Between October 2019 and February 2020, participants from an inpatient detoxification unit were enrolled in this evidence-based practice project, which was conducted during two sessions using the Teach-Back Method and Brown Bag Review. The participants were evaluated by comparing their baseline and post-intervention medication errors and medication adherence scores. Participants’ health literacy levels were measured using the Single Item Literacy Screener (SILS). The difference between participants’ medication adherence rating scores at baseline and post-intervention was significant (p = .039) using the Wilcoxon Signed-Rank Test. The difference between baseline and post-intervention errors was clinically significant but not statistically significant (p = .059) using the Wilcoxon Signed-Rank Test.

Brandi Snyder, BSN, RN - DNP Project Photo

The Effect of The Rapid Assessment for Adolescent Preventive Services (RAAPS) in Improving the Style of the Exchange of Information and Balance of Power during a Health Care Visit in a Pediatric Primary Care Setting

Student: Brandi Snyder, BSN, RN

Chair: Robert Topp, PhD, RN

PICOT: Among adolescents, ages 13-18, in a pediatric primary care setting, does the implementation of the Rapid Assessment for Adolescent Preventive Services (RAAPS) in comparison to current standard of care result in improved style of the exchange of information and balance of power when addressing adolescent high-risk behaviors during an annual preventive (wellness) visit in primary care?

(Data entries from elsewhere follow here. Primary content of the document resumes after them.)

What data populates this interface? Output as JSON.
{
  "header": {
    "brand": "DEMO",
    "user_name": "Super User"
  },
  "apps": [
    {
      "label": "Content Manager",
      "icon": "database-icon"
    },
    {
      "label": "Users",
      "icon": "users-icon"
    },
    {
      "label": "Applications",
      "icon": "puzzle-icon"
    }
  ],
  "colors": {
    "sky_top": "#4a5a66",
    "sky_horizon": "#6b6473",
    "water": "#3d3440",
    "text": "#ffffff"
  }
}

The RAAPS can support providers screening for adolescent high-risk behaviors through facilitating the exchange of information during an office visit. The Adolescent Patient-Provider Interaction Scale (APPIS) measures the style of exchange of information and balance of power during an office visit. Initially, fifteen adolescents completed the APPIS following their office visit. A second group of five adolescents completed the RAAPS during the check in process at the clinic and then completed the APPIS following their visit. Their responses on the RAAPS were reviewed by the provider prior to meeting with the adolescent patient. There were no differences (p<.05) between the two groups on the APPIS. This lack of effect of the RAAPS intervention may be attributable to the small sample size.